Le principali disposizioni prevedono che:
•il termine massimo delle procedure autorizzative per impianti ad energia solare o impianti di stoccaggio dell'energia co-ubicati, oltre alla connessione alla rete, non può superare tre mesi;
•l'installazione di impianti per lo sfruttamento di energia solare di potenza inferiore a 50 kW per autoconsumo non produce gravi effetti negativi sull'ambiente, sulla rete, né dà preoccupazioni in materia di sicurezza; per questo, se non richiedono il potenziamento della rete di distribuzione, devono essere agevolati con il silenzio-assenso amministrativo. Gli stati membri possono ridurre il limite di potenza per il quale è previsto il silenzio-assenso amministrativo, senza poter tuttavia scendere al di sotto di 10.8 kW. Questa facoltà è stata concessa ai singoli stati per poter tenere conto di specifici vincoli paesaggistici o architettonici;
•le pompe di calore, che non creano problemi alla rete elettrica, devono usufruire di procedure autorizzative semplificate che non potranno superare il mese e, nel caso di pompe di calore geotermiche, i tre mesi;
•si considerano sempre autorizzate, previa notifica all'ente competente: a) le pompe di calore di potenza inferiore a 12 kW; b) le pompe di calore di potenza tra 12 e 50 kW se abbinate ad apparecchiature per lo sfruttamento di energia solare su tetti o edifici, a condizione che la capacità dell’impianto di produzione di energia elettrica da fonti rinnovabili dell’autoconsumatore sia pari almeno al 60 % della capacità della pompa di calore;
•le procedure di revisione degli impianti di produzione di energia elettrica rinnovabile non potranno superare i sei mesi.Sono ovviamente fatte salve le disposizioni nazionali che stabiliscono termini più brevi.

I riflessi in condominio

Le misure in questione riguardano ovviamente anche i condomìni che possono beneficiare di tempi più brevi per ottenere ad esempio l’autorizzazione all’installazione di pannelli sul tetto. Qui giova ricordare che i pannelli possono essere installati dal condominio, ma anche il singolo condomino può utilizzare le parti comuni per un impianto fotovoltaico, al servizio della sua abitazione, senza l'ok dell'assemblea se il lavoro non comporta modifiche degli spazi condivisi. In tal caso il no dell'assemblea resta relegato alla possibilità di esprimere un punto di vista diverso sull'uso che si potrebbe fare delle parti comuni. O, come nel caso esaminato dalla Cassazione, ad un dissenso derivato dal timore che l'iniziativa del singolo, possa limitare la libertà degli altri di disporre degli spazi per usi alternativi.
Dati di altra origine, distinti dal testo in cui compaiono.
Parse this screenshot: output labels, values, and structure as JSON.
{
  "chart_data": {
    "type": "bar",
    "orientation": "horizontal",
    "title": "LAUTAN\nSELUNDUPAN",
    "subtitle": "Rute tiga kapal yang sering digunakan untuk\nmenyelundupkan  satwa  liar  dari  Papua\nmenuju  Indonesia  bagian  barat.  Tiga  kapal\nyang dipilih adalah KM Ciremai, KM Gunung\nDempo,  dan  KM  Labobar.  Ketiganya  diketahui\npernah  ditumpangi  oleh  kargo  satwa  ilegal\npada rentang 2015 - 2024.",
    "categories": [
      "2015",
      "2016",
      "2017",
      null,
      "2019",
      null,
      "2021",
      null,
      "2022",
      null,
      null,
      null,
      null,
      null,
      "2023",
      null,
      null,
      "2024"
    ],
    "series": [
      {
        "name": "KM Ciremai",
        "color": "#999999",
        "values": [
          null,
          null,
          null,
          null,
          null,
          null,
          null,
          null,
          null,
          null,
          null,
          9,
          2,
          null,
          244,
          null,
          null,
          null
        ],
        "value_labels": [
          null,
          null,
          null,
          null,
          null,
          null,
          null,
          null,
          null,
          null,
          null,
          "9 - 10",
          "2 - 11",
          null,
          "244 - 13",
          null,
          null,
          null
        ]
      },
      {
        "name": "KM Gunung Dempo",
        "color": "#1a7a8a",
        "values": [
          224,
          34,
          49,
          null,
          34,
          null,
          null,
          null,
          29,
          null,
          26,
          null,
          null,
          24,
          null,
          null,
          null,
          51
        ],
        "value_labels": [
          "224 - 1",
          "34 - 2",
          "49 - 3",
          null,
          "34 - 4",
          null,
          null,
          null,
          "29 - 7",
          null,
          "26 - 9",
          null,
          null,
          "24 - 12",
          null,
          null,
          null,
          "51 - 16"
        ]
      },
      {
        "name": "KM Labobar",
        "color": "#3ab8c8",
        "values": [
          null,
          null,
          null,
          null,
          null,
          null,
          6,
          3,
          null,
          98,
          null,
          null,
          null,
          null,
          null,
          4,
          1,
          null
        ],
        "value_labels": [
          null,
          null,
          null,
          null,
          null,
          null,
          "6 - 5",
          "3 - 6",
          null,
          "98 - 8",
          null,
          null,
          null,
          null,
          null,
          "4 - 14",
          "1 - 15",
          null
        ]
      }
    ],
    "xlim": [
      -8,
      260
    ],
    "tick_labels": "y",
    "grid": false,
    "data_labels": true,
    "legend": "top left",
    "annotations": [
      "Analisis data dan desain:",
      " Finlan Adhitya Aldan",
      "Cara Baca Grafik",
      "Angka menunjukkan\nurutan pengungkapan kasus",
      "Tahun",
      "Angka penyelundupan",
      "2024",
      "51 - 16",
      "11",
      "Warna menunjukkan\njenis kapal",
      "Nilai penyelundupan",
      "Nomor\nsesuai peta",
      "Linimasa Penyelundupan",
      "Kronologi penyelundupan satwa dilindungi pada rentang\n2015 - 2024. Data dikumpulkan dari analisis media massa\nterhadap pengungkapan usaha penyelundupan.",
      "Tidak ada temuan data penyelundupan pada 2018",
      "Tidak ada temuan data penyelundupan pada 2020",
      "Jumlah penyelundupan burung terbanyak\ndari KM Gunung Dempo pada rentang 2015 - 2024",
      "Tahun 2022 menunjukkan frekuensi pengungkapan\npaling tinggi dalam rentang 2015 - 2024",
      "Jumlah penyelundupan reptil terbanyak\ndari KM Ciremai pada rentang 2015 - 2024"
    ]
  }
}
Che il no dell'assemblea non entri in rotta di collisione con l'interesse di chi vuole mettere gli impianti è dimostrato dal fatto che la deliberazione assembleare non può essere impugnata in giudizio. Lo ha precisato di recente la Cassazione con la sentenza 1337/2023 che ha definito inammissibile il ricorso dei condòmini fautori dell'energia pulita, che avevano comunicato all'amministratore la loro intenzione di mettere dodici pannelli fotovoltaici sulle parti comuni, incassando il no degli altri proprietari. Per i ricorrenti un veto certamente illegittimo che, a loro avviso, andava però rimosso dal giudice attraverso l'annullamento della delibera, prima di procedere al lavoro.